On Oct. 11, the bureau announced plans to solicit assistance from a team of seven consumer protection experts knowledgeable in financial services. The team -- one chair and six members -- is to recommend "ways to improve and strengthen consumer financial laws and regulations," according to the CFPB.
The task force, which will report directly to Kathleen Kraninger, CFPB director, is also seeking ways to harmonize laws surrounding consumer finance.

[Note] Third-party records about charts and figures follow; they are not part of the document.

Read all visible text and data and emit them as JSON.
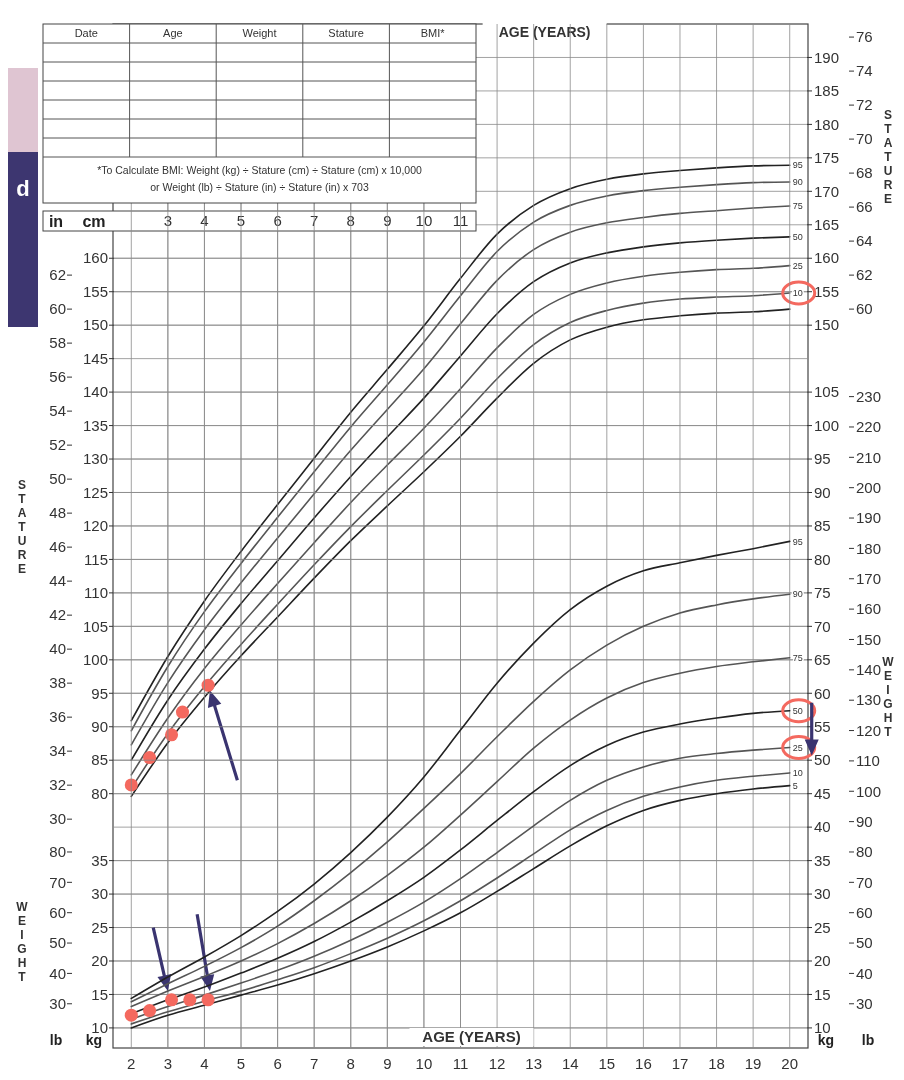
{
  "chart_data": [
    {
      "type": "line",
      "xlabel": "AGE (YEARS)",
      "ylabel": "STATURE",
      "x": [
        2,
        3,
        4,
        5,
        6,
        7,
        8,
        9,
        10,
        11,
        12,
        13,
        14,
        15,
        16,
        17,
        18,
        19,
        20
      ],
      "xlim": [
        1.5,
        20.5
      ],
      "xticks": [
        3,
        4,
        5,
        6,
        7,
        8,
        9,
        10,
        11
      ],
      "ylim": [
        42,
        195
      ],
      "yticks": [
        80,
        85,
        90,
        95,
        100,
        105,
        110,
        115,
        120,
        125,
        130,
        135,
        140,
        145,
        150,
        155,
        160
      ],
      "y2lim": [
        42,
        195
      ],
      "y2ticks": [
        150,
        155,
        160,
        165,
        170,
        175,
        180,
        185,
        190
      ],
      "y3lim": [
        16.54,
        76.77
      ],
      "y3ticks": [
        30,
        32,
        34,
        36,
        38,
        40,
        42,
        44,
        46,
        48,
        50,
        52,
        54,
        56,
        58,
        60,
        62
      ],
      "grid": true,
      "marker": "none",
      "line_style": "solid",
      "annotations": [
        "in",
        "cm",
        "d"
      ],
      "series": [
        {
          "name": "95",
          "color": "#222222",
          "values": [
            90.9,
            100.5,
            108.8,
            116.2,
            123.2,
            130.1,
            137.0,
            143.4,
            149.9,
            157.0,
            163.6,
            167.9,
            170.4,
            171.8,
            172.6,
            173.1,
            173.5,
            173.8,
            173.9
          ]
        },
        {
          "name": "90",
          "color": "#555555",
          "values": [
            89.4,
            99.0,
            107.2,
            114.4,
            121.3,
            128.1,
            134.8,
            141.1,
            147.5,
            154.4,
            161.0,
            165.4,
            167.9,
            169.3,
            170.1,
            170.6,
            171.0,
            171.3,
            171.4
          ]
        },
        {
          "name": "75",
          "color": "#555555",
          "values": [
            87.3,
            96.6,
            104.5,
            111.5,
            118.2,
            124.8,
            131.3,
            137.4,
            143.5,
            150.2,
            156.7,
            161.3,
            163.9,
            165.3,
            166.1,
            166.7,
            167.1,
            167.5,
            167.8
          ]
        },
        {
          "name": "50",
          "color": "#222222",
          "values": [
            85.0,
            94.0,
            101.6,
            108.4,
            114.8,
            121.2,
            127.4,
            133.3,
            139.1,
            145.4,
            151.7,
            156.5,
            159.3,
            160.8,
            161.7,
            162.3,
            162.7,
            163.0,
            163.2
          ]
        },
        {
          "name": "25",
          "color": "#555555",
          "values": [
            82.8,
            91.3,
            98.7,
            105.2,
            111.4,
            117.5,
            123.5,
            129.1,
            134.6,
            140.5,
            146.6,
            151.6,
            154.6,
            156.3,
            157.3,
            157.9,
            158.3,
            158.5,
            158.9
          ]
        },
        {
          "name": "10",
          "color": "#555555",
          "values": [
            80.8,
            89.0,
            96.0,
            102.3,
            108.3,
            114.2,
            119.9,
            125.3,
            130.6,
            136.1,
            142.0,
            147.1,
            150.4,
            152.2,
            153.3,
            153.9,
            154.2,
            154.4,
            154.8
          ]
        },
        {
          "color": "#222222",
          "values": [
            79.6,
            87.6,
            94.4,
            100.6,
            106.4,
            112.2,
            117.8,
            123.0,
            128.1,
            133.4,
            139.1,
            144.3,
            147.8,
            149.7,
            150.8,
            151.4,
            151.8,
            152.0,
            152.4
          ]
        },
        {
          "type": "scatter",
          "marker": "circle",
          "color": "#f4695f",
          "x": [
            2.0,
            2.5,
            3.1,
            3.4,
            4.1
          ],
          "values": [
            81.3,
            85.4,
            88.8,
            92.2,
            96.2
          ]
        }
      ]
    },
    {
      "type": "line",
      "xlabel": "AGE (YEARS)",
      "y2label": "WEIGHT",
      "x": [
        2,
        3,
        4,
        5,
        6,
        7,
        8,
        9,
        10,
        11,
        12,
        13,
        14,
        15,
        16,
        17,
        18,
        19,
        20
      ],
      "xlim": [
        1.5,
        20.5
      ],
      "xticks": [
        2,
        3,
        4,
        5,
        6,
        7,
        8,
        9,
        10,
        11,
        12,
        13,
        14,
        15,
        16,
        17,
        18,
        19,
        20
      ],
      "ylim": [
        7,
        160
      ],
      "yticks": [
        10,
        15,
        20,
        25,
        30,
        35
      ],
      "y2lim": [
        7,
        160
      ],
      "y2ticks": [
        10,
        15,
        20,
        25,
        30,
        35,
        40,
        45,
        50,
        55,
        60,
        65,
        70,
        75,
        80,
        85,
        90,
        95,
        100,
        105
      ],
      "y3lim": [
        15.43,
        352.74
      ],
      "y3ticks": [
        30,
        40,
        50,
        60,
        70,
        80,
        90,
        100,
        110,
        120,
        130,
        140,
        150,
        160,
        170,
        180,
        190,
        200,
        210,
        220,
        230
      ],
      "grid": true,
      "marker": "none",
      "line_style": "solid",
      "annotations": [
        "lb",
        "kg",
        "kg",
        "lb"
      ],
      "series": [
        {
          "name": "95",
          "color": "#222222",
          "values": [
            14.4,
            17.6,
            20.6,
            23.8,
            27.4,
            31.5,
            36.2,
            41.5,
            47.5,
            54.5,
            61.5,
            67.5,
            72.5,
            76.0,
            78.3,
            79.5,
            80.6,
            81.6,
            82.7
          ]
        },
        {
          "name": "90",
          "color": "#555555",
          "values": [
            13.9,
            16.6,
            19.2,
            22.0,
            25.2,
            29.0,
            33.2,
            37.8,
            42.8,
            48.0,
            53.5,
            58.8,
            63.5,
            67.2,
            70.0,
            72.0,
            73.2,
            74.1,
            74.8
          ]
        },
        {
          "name": "75",
          "color": "#555555",
          "values": [
            13.2,
            15.5,
            17.7,
            20.0,
            22.6,
            25.6,
            29.0,
            32.8,
            37.0,
            41.8,
            46.8,
            51.8,
            56.0,
            59.3,
            61.6,
            63.0,
            64.0,
            64.7,
            65.3
          ]
        },
        {
          "name": "50",
          "color": "#222222",
          "values": [
            12.1,
            14.2,
            16.1,
            18.2,
            20.4,
            22.9,
            25.8,
            29.0,
            32.5,
            36.6,
            41.0,
            45.3,
            49.2,
            52.2,
            54.2,
            55.4,
            56.3,
            57.0,
            57.4
          ]
        },
        {
          "name": "25",
          "color": "#555555",
          "values": [
            11.3,
            13.2,
            14.9,
            16.7,
            18.6,
            20.7,
            23.1,
            25.8,
            28.8,
            32.3,
            36.2,
            40.2,
            44.0,
            47.0,
            49.0,
            50.3,
            51.0,
            51.5,
            51.9
          ]
        },
        {
          "name": "10",
          "color": "#555555",
          "values": [
            10.6,
            12.4,
            14.0,
            15.5,
            17.2,
            19.0,
            21.1,
            23.4,
            26.0,
            29.0,
            32.4,
            36.0,
            39.6,
            42.5,
            44.6,
            46.0,
            47.0,
            47.6,
            48.1
          ]
        },
        {
          "name": "5",
          "color": "#222222",
          "values": [
            10.0,
            11.9,
            13.4,
            14.9,
            16.4,
            18.1,
            20.0,
            22.1,
            24.5,
            27.2,
            30.4,
            33.8,
            37.2,
            40.2,
            42.5,
            44.0,
            45.0,
            45.7,
            46.2
          ]
        },
        {
          "type": "scatter",
          "marker": "circle",
          "color": "#f4695f",
          "x": [
            2.0,
            2.5,
            3.1,
            3.6,
            4.1
          ],
          "values": [
            11.9,
            12.6,
            14.2,
            14.2,
            14.2
          ]
        }
      ]
    },
    {
      "type": "line",
      "y2label": "STATURE",
      "xlim": [
        1.5,
        20.5
      ],
      "y2lim": [
        16.54,
        76.77
      ],
      "y2ticks": [
        60,
        62,
        64,
        66,
        68,
        70,
        72,
        74,
        76
      ],
      "tick_labels": "y"
    },
    {
      "type": "line",
      "ylabel": "WEIGHT",
      "xlim": [
        1.5,
        20.5
      ],
      "ylim": [
        15.43,
        352.74
      ],
      "yticks": [
        30,
        40,
        50,
        60,
        70,
        80
      ],
      "tick_labels": "y"
    },
    {
      "type": "other",
      "categories": [
        "Date",
        "Age",
        "Weight",
        "Stature",
        "BMI*"
      ],
      "annotations": [
        "*To Calculate BMI: Weight (kg) ÷ Stature (cm) ÷ Stature (cm) x 10,000",
        "or Weight (lb) ÷ Stature (in) ÷ Stature (in) x 703"
      ]
    }
  ]
}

Michael Buckingham, senior director of automotive finance at J.D. Power and Associates, says the bureau has been inconsistent when it comes to auto finance. Around 2015, the CFPB, then led by Richard Cordray, said that dealerships' discretion to vary the amount of dealer reserve — the retail margin that dealerships earn for arranging a car loan — resulted in minorities being charged higher interest rates for auto loans than nonminority borrowers with similar credit, even if no discrimination was intended.
The bureau urged auto lenders to switch to paying dealerships a flat fee to eliminate the risk of discrimination, and entered into a series of consent orders with lenders including Ally Financial Inc., American Honda Finance Corp., Fifth Third Bancorp and Toyota Motor Credit Corp.
"The consent orders were inconsistent," Buckingham said. "Some were required to pay fines and kept the existing markups in place; some had fines but had different rules on rate markups. When you have inconsistencies like that, it's very concerning to the lending community."
If there's any financial services area that deserves a rethink, it's auto finance. Creating a task force is a positive step in ensuring consumers are treated fairly in their financial transactions without stifling the lenders that make those transactions happen.